La réussite de M. Bawendi dans ses études de chimie de premier cycle l'a conduit à un programme de doctorat à l'université de Chicago et à un stage d'été dans les célèbres laboratoires Bell du New Jersey dans les années 1980. C'est là qu'il a rencontré pour la première fois Brus, co-récipiendaire du prix Nobel, et qu'il s'est intéressé à l'énigme des points quantiques, de minuscules cristaux qui peuvent être manipulés pour émettre différentes couleurs de lumière.L'environnement des laboratoires Bell était différent de celui du monde universitaire, car les experts interagissaient dans de nombreux domaines. «Il y régnait une atmosphère d'énergie et de science», a déclaré M. Bawendi. «C'est pourquoi, lorsqu'il a fallu postuler pour un poste postdoctoral, j'étais impatient d'y retourner.»
Bawendi a rejoint le département de chimie du MIT en tant que professeur en 1990, où ses recherches se sont concentrées sur de nouvelles méthodes pour créer une grande quantité de points quantiques de taille identique.En 1993, il a trouvé la bonne recette avec une équipe d'étudiants. «Il y a eu beaucoup d'essais, d'erreurs et d'échecs», explique-t-il. «Lorsque je suis arrivé au MIT, pratiquement rien ne fonctionnait et nous devions tout réinventer. Et c'est grâce à ce processus de réinvention, sur une période de quelques années, que nous sommes arrivés là où nous devions être».

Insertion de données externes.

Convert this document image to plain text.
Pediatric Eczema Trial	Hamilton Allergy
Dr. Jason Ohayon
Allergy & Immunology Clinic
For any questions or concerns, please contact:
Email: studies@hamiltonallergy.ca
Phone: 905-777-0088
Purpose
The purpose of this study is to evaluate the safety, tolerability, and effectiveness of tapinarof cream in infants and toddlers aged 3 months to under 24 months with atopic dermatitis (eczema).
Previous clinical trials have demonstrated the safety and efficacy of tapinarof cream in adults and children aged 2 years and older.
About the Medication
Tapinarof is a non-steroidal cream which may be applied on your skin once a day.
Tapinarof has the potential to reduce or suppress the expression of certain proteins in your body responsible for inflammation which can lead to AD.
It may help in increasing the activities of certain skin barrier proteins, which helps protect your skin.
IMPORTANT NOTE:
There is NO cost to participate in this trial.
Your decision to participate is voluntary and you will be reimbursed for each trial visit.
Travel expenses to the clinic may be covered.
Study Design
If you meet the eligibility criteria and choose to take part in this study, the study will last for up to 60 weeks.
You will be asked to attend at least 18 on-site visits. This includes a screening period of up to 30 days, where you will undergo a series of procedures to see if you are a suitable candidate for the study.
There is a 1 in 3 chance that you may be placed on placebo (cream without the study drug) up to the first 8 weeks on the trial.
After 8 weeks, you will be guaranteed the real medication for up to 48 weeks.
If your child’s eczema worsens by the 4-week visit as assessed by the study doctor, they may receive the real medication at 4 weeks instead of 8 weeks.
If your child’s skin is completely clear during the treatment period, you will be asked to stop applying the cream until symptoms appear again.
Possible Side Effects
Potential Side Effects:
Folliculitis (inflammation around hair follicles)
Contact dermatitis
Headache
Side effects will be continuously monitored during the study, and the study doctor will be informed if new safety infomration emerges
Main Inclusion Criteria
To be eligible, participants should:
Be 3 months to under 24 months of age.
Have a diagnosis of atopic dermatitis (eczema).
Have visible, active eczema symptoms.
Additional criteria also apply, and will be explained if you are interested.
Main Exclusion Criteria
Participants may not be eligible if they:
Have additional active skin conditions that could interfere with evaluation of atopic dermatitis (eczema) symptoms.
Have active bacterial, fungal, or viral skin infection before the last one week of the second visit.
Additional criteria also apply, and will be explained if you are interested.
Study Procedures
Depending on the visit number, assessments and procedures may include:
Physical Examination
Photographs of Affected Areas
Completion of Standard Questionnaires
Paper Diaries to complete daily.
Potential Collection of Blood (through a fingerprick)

Après un article publié en 2002 par Bawendi et son collègue Vladimir Bulović, professeur au MIT, qui explorait l'utilisation des points quantiques dans les diodes électroluminescentes, certaines des premières applications commerciales de ces minuscules cristaux concernaient les écrans d'ordinateur et de télévision. En 2004, les deux professeurs et quelques étudiants ont créé une société appelée QD Vision à Lexington pour développer une technologie d'affichage. Le premier téléviseur à points quantiques, présenté par Sony en 2013, utilisait la technologie de l'entreprise. Samsung a racheté QD Vision en 2016.
Aujourd'hui, les points quantiques sont couramment utilisés dans les téléviseurs et les moniteurs pour fournir les couleurs les plus vibrantes et les plus saturées, a déclaré Seth Coe-Sullivan, un ancien étudiant du MIT qui a travaillé avec Bawendi et a cofondé QD Vision. «Les produits commercialisés contenant des points quantiques représentent environ 60 [milliards] ou 80 milliards de dollars», a déclaré M. Coe-Sullivan.Bawendi était brillant mais aussi humble, a déclaré son cofondateur. «Il parle si doucement qu'il faut se pencher pour entendre ce qu'il dit», a déclaré M. Coe-Sullivan, aujourd'hui cofondateur et directeur général d'une autre start-up spécialisée dans les points quantiques et basée dans le Michigan.